Fast-forward to today, I checked the Super Nintendo app on the Switch to see if they added anything significant to its library. Having renewed my subscription to Nintendo Switch Online, I was in the mood to play some Super Nintendo games. I saw that all three classic Donkey Kong Country games are now on Nintendo Switch. I decided to revisit Donkey Kong Country since I’ve been playing recently. Does Donkey Kong Country’s monkey business stand the test of time?

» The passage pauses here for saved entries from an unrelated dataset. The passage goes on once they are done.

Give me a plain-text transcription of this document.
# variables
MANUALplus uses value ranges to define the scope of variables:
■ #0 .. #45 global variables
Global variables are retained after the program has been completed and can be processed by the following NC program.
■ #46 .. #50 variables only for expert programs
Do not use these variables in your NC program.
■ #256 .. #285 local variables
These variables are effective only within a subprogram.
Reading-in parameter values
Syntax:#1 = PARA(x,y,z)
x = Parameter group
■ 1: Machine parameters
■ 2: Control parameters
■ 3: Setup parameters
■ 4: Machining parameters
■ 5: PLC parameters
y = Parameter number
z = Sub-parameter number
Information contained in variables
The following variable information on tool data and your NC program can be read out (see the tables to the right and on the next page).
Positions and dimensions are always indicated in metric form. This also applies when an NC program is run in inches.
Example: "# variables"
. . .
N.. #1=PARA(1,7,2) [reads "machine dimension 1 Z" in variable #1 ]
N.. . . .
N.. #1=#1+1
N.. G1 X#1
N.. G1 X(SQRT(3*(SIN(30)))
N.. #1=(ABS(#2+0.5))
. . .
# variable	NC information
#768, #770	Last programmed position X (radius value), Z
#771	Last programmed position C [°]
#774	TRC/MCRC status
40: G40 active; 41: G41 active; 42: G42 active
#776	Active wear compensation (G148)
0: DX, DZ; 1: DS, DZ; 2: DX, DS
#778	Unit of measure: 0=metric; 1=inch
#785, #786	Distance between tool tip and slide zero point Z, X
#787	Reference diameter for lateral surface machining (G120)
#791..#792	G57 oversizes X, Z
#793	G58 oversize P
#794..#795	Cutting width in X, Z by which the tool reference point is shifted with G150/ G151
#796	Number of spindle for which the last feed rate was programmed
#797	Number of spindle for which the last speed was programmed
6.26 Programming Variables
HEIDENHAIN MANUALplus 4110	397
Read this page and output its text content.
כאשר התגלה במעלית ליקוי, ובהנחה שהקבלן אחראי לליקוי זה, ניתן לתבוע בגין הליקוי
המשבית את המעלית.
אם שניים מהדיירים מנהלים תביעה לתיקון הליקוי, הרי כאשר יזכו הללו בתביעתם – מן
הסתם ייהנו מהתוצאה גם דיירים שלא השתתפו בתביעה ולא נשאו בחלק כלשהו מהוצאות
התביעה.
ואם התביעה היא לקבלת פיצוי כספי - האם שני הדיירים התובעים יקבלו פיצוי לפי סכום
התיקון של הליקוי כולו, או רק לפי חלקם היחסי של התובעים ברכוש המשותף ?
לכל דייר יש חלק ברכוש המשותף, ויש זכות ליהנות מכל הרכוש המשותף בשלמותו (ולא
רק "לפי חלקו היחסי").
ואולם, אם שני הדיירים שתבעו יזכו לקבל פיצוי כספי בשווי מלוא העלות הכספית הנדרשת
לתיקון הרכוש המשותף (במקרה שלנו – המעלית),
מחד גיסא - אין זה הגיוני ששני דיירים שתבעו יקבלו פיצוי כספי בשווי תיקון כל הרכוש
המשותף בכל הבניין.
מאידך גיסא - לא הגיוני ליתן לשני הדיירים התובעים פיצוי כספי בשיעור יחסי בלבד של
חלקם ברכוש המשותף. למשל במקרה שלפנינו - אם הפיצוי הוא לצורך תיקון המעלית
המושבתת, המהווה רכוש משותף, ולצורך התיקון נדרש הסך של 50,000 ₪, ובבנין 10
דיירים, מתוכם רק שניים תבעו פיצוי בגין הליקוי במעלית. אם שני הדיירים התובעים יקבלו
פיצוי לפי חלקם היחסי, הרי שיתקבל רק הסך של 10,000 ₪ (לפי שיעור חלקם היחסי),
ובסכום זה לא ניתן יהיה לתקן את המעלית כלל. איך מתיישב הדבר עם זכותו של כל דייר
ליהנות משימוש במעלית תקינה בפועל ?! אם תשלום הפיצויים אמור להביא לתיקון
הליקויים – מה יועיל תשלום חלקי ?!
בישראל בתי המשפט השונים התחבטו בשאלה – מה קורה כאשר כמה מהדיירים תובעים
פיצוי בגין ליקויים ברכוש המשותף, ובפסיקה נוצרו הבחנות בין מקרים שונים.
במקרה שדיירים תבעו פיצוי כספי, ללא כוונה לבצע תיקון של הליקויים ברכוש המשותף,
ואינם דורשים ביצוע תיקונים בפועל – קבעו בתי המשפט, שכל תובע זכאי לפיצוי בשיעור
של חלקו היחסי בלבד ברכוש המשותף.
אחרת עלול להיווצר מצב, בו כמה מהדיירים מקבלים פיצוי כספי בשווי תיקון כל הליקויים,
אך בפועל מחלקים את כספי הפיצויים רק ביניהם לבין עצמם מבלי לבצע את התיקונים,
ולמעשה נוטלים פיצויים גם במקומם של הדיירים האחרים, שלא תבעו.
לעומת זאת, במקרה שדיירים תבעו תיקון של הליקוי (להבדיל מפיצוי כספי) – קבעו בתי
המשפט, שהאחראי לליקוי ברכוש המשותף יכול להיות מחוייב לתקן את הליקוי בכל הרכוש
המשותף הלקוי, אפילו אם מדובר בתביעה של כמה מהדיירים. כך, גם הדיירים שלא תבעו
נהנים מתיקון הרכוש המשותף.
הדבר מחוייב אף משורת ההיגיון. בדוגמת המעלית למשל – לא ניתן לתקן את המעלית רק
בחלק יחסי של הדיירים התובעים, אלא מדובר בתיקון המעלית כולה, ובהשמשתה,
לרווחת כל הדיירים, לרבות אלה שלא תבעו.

One day, Donkey and Diddy Kong wake up as if nothing is amiss. They then go get some bananas from their banana horde. It was then they realized something terrible happened. THE BANANAS ARE GONE! Upset by this news, they investigate to find out who could have taken their bananas. Their search is short, as they notice a bunch of
Kremlings are running around the forest. At this point, Donkey and Diddy deduce that it must be King K. Rool who stole their bananas. Thus, Donkey and Diddy Kong venture to find King K. Roll and reclaim their bananas.
Donkey Kong Country follows the tried-and-true storytelling method of the ’90s: short, sweet, and to-the-point. What’s more, the game’s plot also has a little bit of humor in it, and it doesn’t involve rescuing a damsel in distress, something prevalent in video games of the era. Another interesting thing about DKC’s (Donkey Kong Country) story is that it doesn’t explicitly tell the player anything. The player only discovers the bananas are missing from the horde when they turn around and enter the cave on the game’s first level. I admire that, as those who know the story (or don’t care) can start their journey.
To say that DKC’s graphics were revolutionary at the time would be an understatement. Rather than emulating the hand-drawn style, DKC opts to use computer-generated graphics (CG) to model the characters and the world. They then optimized said graphics so that the game could run on a Super Nintendo at sixty hertz (frames-per-second, or FPS). As a kid, this blew my mind. Never had I played a game that looked like this. Looking back, it is impressive how they got DKC running so smoothly on Super Nintendo. The game still looks visually appealing and stands out, even to this day.
I can’t keep talking about DKC without mentioning its soundtrack. If I were to make a list of my favorite video game tracks of the Super Nintendo, DKC would be up there with the likes of Mega Man X 1 and 2 and Super Mario World. To give my readers an idea of how much I love the music in DKC, I look forward to playing the water levels just so that I can listen to Aquatic Ambiance. I find myself listening to that song by itself when I’m in the mood to relax.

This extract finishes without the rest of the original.